The first consideration is to know the premium structure. Most policy premiums step up as you age, i.e. they are age-based. But some policies have a flat/level premium across the life of their policies, or until a specific age. Long-term, you are usually better to keep Level Premium policies unless you have an immediate need to get as much as cover as you can, for a fixed outlay.
And there are other considerations too:
When will the cover expire?
Will it pay out earlier for a Terminal Illness?
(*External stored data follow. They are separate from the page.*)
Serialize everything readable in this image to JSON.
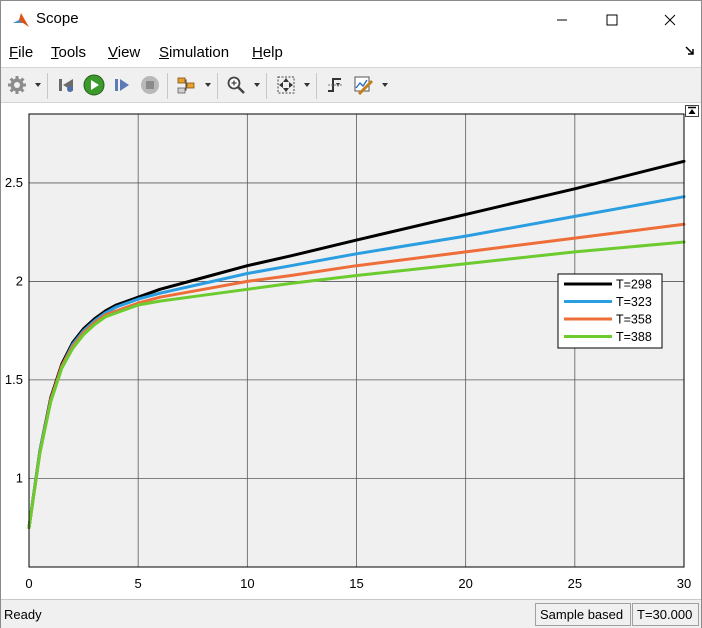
{
  "window": {
    "title": "Scope",
    "icon": "matlab-logo-icon"
  },
  "menu": [
    {
      "label": "File",
      "underline": "F",
      "rest": "ile"
    },
    {
      "label": "Tools",
      "underline": "T",
      "rest": "ools"
    },
    {
      "label": "View",
      "underline": "V",
      "rest": "iew"
    },
    {
      "label": "Simulation",
      "underline": "S",
      "rest": "imulation"
    },
    {
      "label": "Help",
      "underline": "H",
      "rest": "elp"
    }
  ],
  "toolbar": {
    "icons": [
      "gear-icon",
      "step-back-icon",
      "run-icon",
      "step-forward-icon",
      "stop-icon",
      "signal-highlight-icon",
      "zoom-icon",
      "autoscale-icon",
      "triggers-icon",
      "measurements-icon"
    ]
  },
  "status": {
    "text": "Ready",
    "mode": "Sample based",
    "time": "T=30.000"
  },
  "chart_data": {
    "type": "line",
    "title": "",
    "xlabel": "",
    "ylabel": "",
    "xlim": [
      0,
      30
    ],
    "ylim": [
      0.55,
      2.85
    ],
    "xticks": [
      0,
      5,
      10,
      15,
      20,
      25,
      30
    ],
    "xtick_labels": [
      "0",
      "5",
      "10",
      "15",
      "20",
      "25",
      "30"
    ],
    "yticks": [
      1,
      1.5,
      2,
      2.5
    ],
    "ytick_labels": [
      "1",
      "1.5",
      "2",
      "2.5"
    ],
    "grid": true,
    "legend_position": "right",
    "background": "#f0f0f0",
    "x": [
      0,
      0.5,
      1,
      1.5,
      2,
      2.5,
      3,
      3.5,
      4,
      5,
      6,
      8,
      10,
      12,
      15,
      20,
      25,
      30
    ],
    "series": [
      {
        "name": "T=298",
        "color": "#000000",
        "values": [
          0.75,
          1.14,
          1.41,
          1.58,
          1.69,
          1.76,
          1.81,
          1.85,
          1.88,
          1.92,
          1.96,
          2.02,
          2.08,
          2.13,
          2.21,
          2.34,
          2.47,
          2.61
        ]
      },
      {
        "name": "T=323",
        "color": "#2a9ee0",
        "values": [
          0.75,
          1.14,
          1.4,
          1.57,
          1.68,
          1.75,
          1.8,
          1.84,
          1.87,
          1.91,
          1.94,
          1.99,
          2.04,
          2.08,
          2.14,
          2.23,
          2.33,
          2.43
        ]
      },
      {
        "name": "T=358",
        "color": "#ee6e3a",
        "values": [
          0.75,
          1.13,
          1.4,
          1.57,
          1.67,
          1.74,
          1.79,
          1.83,
          1.85,
          1.89,
          1.92,
          1.96,
          2.0,
          2.03,
          2.08,
          2.15,
          2.22,
          2.29
        ]
      },
      {
        "name": "T=388",
        "color": "#6ccb2e",
        "values": [
          0.75,
          1.13,
          1.39,
          1.56,
          1.66,
          1.73,
          1.78,
          1.82,
          1.84,
          1.88,
          1.9,
          1.93,
          1.96,
          1.99,
          2.03,
          2.09,
          2.15,
          2.2
        ]
      }
    ]
  }
}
Are there any Special Events included, e.g. you are able to increase your cover, without medical information required, if you marry, have a child, take out a mortgage, or get divorce.
What do the policy Exclusions say? These can vary a lot between insurers and you must know these. Some refuse to pay for certain hazardous pursuits, or countries visited.
Can the insurer change the Policy Terms, e.g. as advances in technology change treatments?
Will your pre-existing health conditions be assessed at claim time, meaning serious uncertainty at a time of most need?
Have the premiums been reduced because of higher sum insured, or other covers like Disability or Trauma insurance have been included?
If you need help, here are some options:
Insurers websites usually provide thorough detail of their policies.
Organisations such as Life Direct provide policy-comparison information.
Insurance and Financial Advisers – many who specialise in insurance, pay a commercial research house to assist them to analyse policies.
Finally, you may wish to check out the insurance company’s financial strength for reputation paying claims. There are many ways to access insurance products and the level of service and support will depend on the resources available at your preferred point of purchase.
So you can see it’s not just about price. The price differences often highlights the product competitiveness between insurers, as well as the product simplicity offered by some. Don’t be fooled into changing insurer, or your existing policy, before you examine the differences…..and any potential conflict of interest.